Meyer is so familiar with Oregon, in fact, he said he would "probably be able to call Oregon's plays, because we study them and they study us."

"I just like their approach," Meyer said. "When I went out there, I brought back with me that there's an unbelievable culture. This is the way they do their business. Everyone is aligned. I brought that back to our place."

Both offenses spread out the field with multiple wide receivers, but keep defenses honest up the middle with strong running games from both the quarterback and halfback positions. Meyer, Kelly, Helfrich, and their staffs could all be described as option spread-to-run innovators.

Their production is just about indistinguishable this year, too. Here are the two teams' S&P+ rankings from among all 128 FBS teams:

Rk PlayRating Rk RushingS&P+ Rk PassingS&P+ Rk Std.DownsS&P+ Rk Pass.DownsS&P+ Rk DriveRating Rk
No. 1 Ohio State 152.9 1 153 1 156 2 140.4 1 180.1 1 163.3 2
No. 3 Oregon 140.9 3 142.1 2 142.6 5 131.8 5 163.1 3 150.9 3

Notice some similarities? These are two of the most efficient and explosive offenses in the nation, able to hurt you either through the air or on the ground (on just about any down), and they match up well in the advanced metrics.

There are more specific likenesses between the two systems, as noted in Bill Connelly's game guide on defending Ohio State's offense:

Attempting to account for Ohio State's strength means doing whatever you can to limit the Buckeyes' absurdly good run game. But the Buckeyes are so devastating because they only lean so much on the run. Like Oregon, the Buckeyes are more than happy to take free yards through the air.

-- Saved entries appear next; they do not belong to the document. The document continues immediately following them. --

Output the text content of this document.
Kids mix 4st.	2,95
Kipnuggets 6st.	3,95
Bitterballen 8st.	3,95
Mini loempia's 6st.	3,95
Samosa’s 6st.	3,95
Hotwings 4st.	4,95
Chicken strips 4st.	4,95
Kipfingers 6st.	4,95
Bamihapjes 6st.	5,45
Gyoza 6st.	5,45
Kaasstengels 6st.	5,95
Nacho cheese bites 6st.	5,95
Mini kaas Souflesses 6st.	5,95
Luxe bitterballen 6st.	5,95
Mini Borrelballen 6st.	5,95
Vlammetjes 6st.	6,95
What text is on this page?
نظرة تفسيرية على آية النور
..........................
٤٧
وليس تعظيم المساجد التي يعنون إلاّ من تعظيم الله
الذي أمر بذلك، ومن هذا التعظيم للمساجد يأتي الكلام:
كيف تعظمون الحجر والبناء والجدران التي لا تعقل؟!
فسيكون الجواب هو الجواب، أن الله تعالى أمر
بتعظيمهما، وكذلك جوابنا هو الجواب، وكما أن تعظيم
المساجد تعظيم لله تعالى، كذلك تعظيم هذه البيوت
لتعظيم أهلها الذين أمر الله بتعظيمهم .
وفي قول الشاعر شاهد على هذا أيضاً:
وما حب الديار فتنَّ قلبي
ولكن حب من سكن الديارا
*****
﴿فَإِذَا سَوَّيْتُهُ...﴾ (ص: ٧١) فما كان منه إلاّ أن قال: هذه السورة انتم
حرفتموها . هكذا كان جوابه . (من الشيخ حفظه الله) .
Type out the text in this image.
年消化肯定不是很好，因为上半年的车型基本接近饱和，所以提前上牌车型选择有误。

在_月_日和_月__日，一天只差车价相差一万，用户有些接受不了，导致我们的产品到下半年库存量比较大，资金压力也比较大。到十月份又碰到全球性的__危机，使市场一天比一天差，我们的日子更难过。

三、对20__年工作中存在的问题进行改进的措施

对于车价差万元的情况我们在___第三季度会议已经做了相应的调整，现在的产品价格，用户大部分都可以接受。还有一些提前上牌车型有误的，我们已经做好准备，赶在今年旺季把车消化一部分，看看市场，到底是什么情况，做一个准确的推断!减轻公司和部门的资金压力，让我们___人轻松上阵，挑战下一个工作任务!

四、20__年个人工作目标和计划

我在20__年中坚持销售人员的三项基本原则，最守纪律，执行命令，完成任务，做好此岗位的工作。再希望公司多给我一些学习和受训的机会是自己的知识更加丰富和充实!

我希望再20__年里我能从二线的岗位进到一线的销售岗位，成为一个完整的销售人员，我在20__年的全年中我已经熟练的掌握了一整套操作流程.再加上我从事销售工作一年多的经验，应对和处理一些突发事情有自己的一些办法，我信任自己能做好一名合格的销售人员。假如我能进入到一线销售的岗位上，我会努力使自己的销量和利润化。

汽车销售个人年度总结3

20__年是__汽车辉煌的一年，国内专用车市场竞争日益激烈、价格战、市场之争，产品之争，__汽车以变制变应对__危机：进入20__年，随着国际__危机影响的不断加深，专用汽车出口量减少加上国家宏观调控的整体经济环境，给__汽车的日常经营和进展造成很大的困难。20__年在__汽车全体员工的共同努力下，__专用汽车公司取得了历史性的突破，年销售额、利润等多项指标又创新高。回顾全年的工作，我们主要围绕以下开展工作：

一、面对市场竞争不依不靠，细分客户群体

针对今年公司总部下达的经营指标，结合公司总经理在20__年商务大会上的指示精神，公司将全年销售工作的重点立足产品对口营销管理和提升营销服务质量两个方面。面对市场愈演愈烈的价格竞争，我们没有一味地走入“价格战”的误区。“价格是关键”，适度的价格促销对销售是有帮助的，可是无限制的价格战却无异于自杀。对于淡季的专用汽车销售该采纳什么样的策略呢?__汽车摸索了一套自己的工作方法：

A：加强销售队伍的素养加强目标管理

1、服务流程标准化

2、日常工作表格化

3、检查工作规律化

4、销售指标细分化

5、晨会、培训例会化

Ohio State has another Oregon similarity: the Buckeyes spread the ball around. Sophomore Michael Thomas is the most frequent target on standard downs; he has caught 32 of 45 passes for 468 yards and five scores on such downs this year. But eight other players have been targeted at least 15 times, from seniors Devin Smith and Evan Spencer, to youngsters Jalin Marshall and Dontre Wilson, to tight ends Nick Vannett and Jeff Heuerman, to running back Elliott.

Meyer's and Herman's offense treats second-and-long as a nice running down. (That's another similarity to Oregon.) They know they are devastating on third-and-manageable, and they execute as such. But when they do throw on passing downs, they still have the second-best success rate in the country, just 0.3 percent behind Auburn.

Meyer credits Kelly's influence off the field, too:

[Kelly's Eagles] took a next step as far as player welfare, as far as the hydration, nutrition. They do GPS tracking. So it's just player welfare. They do a phenomenal job on nutrition to the teaching them and educating them. It used to be: don't do this because, don't put bad stuff in your body because. We still do that, because you're modifying behavior, but as long as a player knows if you have any dream of becoming an elite athlete and you do that, there's a great chance that's not going to happen for you. So we really took all that and brought it back to our program this spring and summer.

Meyer's familiarity may appear to give Ohio State a tactical advantage, but it goes both ways. The Buckeyes' borrowed tendencies from the Oregon offense could also give the Ducks' coaching staff an additional insight into what Ohio State's offense will throw at them Monday. The Ducks are second in the nation in scoring offense this season, while the Buckeyes rank No. 5.